Was schön war, Samstag, 10. September 2016 – Worte finden
Gestern konnte man mir auf Twitter beim Denken zuschauen. Ich hatte in den Unterlagen von Weldens einen Bericht gefunden, in dem er seinen Atelierinhalt beschreibt, der bei einem Bombenangriff auf München im Oktober 1943 zerstört wurde. Die erste Seite von vieren fehlte, auf der vielleicht eine Adresse oder ein Empfänger gestanden hätte. Ich wusste nicht, für wen man derartige Berichte verfasst – eine Versicherung schien mir eher unwahrscheinlich. Aber für wen dann? Wieder ein Aspekt der NS-Zeit, mit dem ich mich noch nie beschäftigt hatte – dem Bombenkrieg. Also ab in die schlaue Bibliothek und los mit dem Denken.
Okay, ins Denken musste ich erst langsam reinkommen.
Wie JEMAND mal in die Stabi fuhr und erst am Schließfach merkte, dass JEMAND eigentlich ins Historicum wollte.
— ankegroener (@ankegroener) 10. September 2016
Dann fiel mir eine Floskel auf, die ich dauernd benutze, die mir auf einmal sehr unpassend erschien.
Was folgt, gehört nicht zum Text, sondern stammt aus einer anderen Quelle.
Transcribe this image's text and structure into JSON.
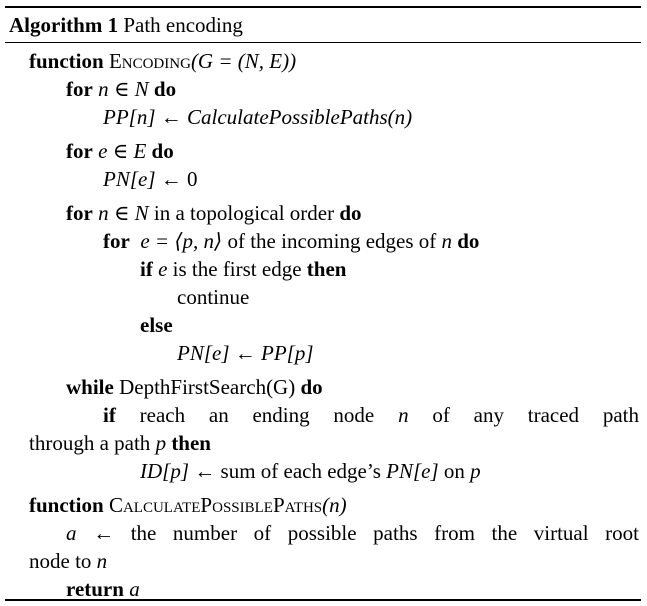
{
  "algorithm": {
    "label": "Algorithm 1",
    "title": "Path encoding"
  },
  "lines": {
    "l1": {
      "kw": "function",
      "name": "Encoding",
      "args": "(G = (N, E))"
    },
    "l2": {
      "kw1": "for",
      "expr": "n ∈ N",
      "kw2": "do"
    },
    "l3": {
      "lhs": "PP[n]",
      "arrow": "←",
      "rhs": "CalculatePossiblePaths(n)"
    },
    "l4": {
      "kw1": "for",
      "expr": "e ∈ E",
      "kw2": "do"
    },
    "l5": {
      "lhs": "PN[e]",
      "arrow": "←",
      "rhs": "0"
    },
    "l6": {
      "kw1": "for",
      "expr": "n ∈ N",
      "text": "in a topological order",
      "kw2": "do"
    },
    "l7": {
      "kw1": "for",
      "expr": "e = ⟨p, n⟩",
      "text1": "of the incoming edges of",
      "var": "n",
      "kw2": "do"
    },
    "l8": {
      "kw1": "if",
      "var": "e",
      "text": "is the first edge",
      "kw2": "then"
    },
    "l9": {
      "text": "continue"
    },
    "l10": {
      "kw": "else"
    },
    "l11": {
      "lhs": "PN[e]",
      "arrow": "←",
      "rhs": "PP[p]"
    },
    "l12": {
      "kw1": "while",
      "text": "DepthFirstSearch(G)",
      "kw2": "do"
    },
    "l13": {
      "kw": "if",
      "text1": "reach an ending node",
      "var": "n",
      "text2": "of any traced path"
    },
    "l14": {
      "text": "through a path",
      "var": "p",
      "kw": "then"
    },
    "l15": {
      "lhs": "ID[p]",
      "arrow": "←",
      "text": "sum of each edge’s",
      "mid": "PN[e]",
      "text2": "on",
      "var": "p"
    },
    "l16": {
      "kw": "function",
      "name": "CalculatePossiblePaths",
      "args": "(n)"
    },
    "l17": {
      "var": "a",
      "arrow": "←",
      "text": "the number of possible paths from the virtual root"
    },
    "l18": {
      "text": "node to",
      "var": "n"
    },
    "l19": {
      "kw": "return",
      "var": "a"
    }
  }
}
Die müsste ich mir in der Werbung angewöhnt haben, wo sonst überhöht man nutzlosen Scheiß bis ins Unermessliche.
Gewöhne mir gerade die Floskel „ist nicht kriegsentscheidend" ab, wenn ich keine guten Belege finde. pic.twitter.com/ndoLNbOMdP
— ankegroener (@ankegroener) 10. September 2016
Das Buch Als Feuer vom Himmel fiel fand ich, der Titel lässt es schon ahnen, eher populärwissenschaftlich, die Aufsätze waren teilweise eher angerissene Gedanken, Fußnoten gab’s auch kaum. Bombenkrieg gegen Deutschland ist schon recht alt (1990, wenn ich mich richtig erinnere), daher blätterte ich das auch eher durch. Viel Bildmaterial, das ich interessant fand, meine Frage aber nicht beantworten konnte. Neben diesen Büchern stand übrigens David Irving im Regal, der sicher was total Sinnvolles zum Bombenkrieg zu sagen hatte. *hust*
Immerhin fand ich beim Durchblättern das Stichwort „Entschädigung“, und so googelte ich einfach mal nach „bombenschaden entschädigung“ oder ähnlich. Dabei stieß ich auf diesen Spiegel-Artikel, wo das Stichwort „Fliegerschadenstellen“ fiel. Das klang gut, das hätte ich gerne als anständige Quelle. Außerdem fand ich bei Google einen Bund der Fliegergeschädigten; den kannte ich auch noch nicht.
Ich griff zum Buch Fliegerlynchjustiz, eine sehr aktuelle Dissertation, die vielversprechend erschien und sehr lesbar war. Das Buch erwies sich auch in anderer Hinsicht als positiv – ich las, meiner Meinung nach das erste Mal, die Formulierung „Juden und Jüdinnen“, „Zwangsarbeiter und Zwangsarbeiterinnen“ etc. Geschlechtergerechte Sprache in der Wissenschaft. Dass ich das noch erleben darf. Wurde sofort vertwittert, worauf sich das Dokumentationszentrum NS-Zwangsarbeit aus Berlin meldete:
@ankegroener Bei uns eine Selbstverständlichkeit, vor allem, um deutlich zu machen, dass es nicht nur Männer wären. https://t.co/copVuZHAqI
— Doku NS-Zwangsarbeit (@dznsza) 10. September 2016
In diesem Buch fand ich zwar keine „Fliegerschadenstelle“, aber immerhin den Hinweis, dass Fliegerangriffe der Alliierten seit 1942 im offiziellen Sprachgebrauch „Terrorangriffe“ hießen, was sich schnell in der Umgangssprache durchsetzte (S. 114). Damit erklärt sich auch die Überschrift des Berichts von Weldens, der ihn mit „Sachschaden durch den Terrorfliegerangriff München am 2/3. Oktober 1943“ überschrieben hatte.
Für meine Zwecke war dann das ebenfalls gut lesbare Volksgenossinnen an der Heimatfront perfekt; in ihr fand ich den Begriff des „Kriegsschädenamts“, dessen Bestände brav im Münchner Stadtarchiv liegen. Wäre interessant zu sehen, ob der Bericht von Weldens sich dort wiederfindet.
Ich fügte die neuen Erkenntnisse meiner Arbeit hinzu und musste an eine DM denken, die mir F. vor ein paar Tagen geschickt hatte. Er kennt mich so gut.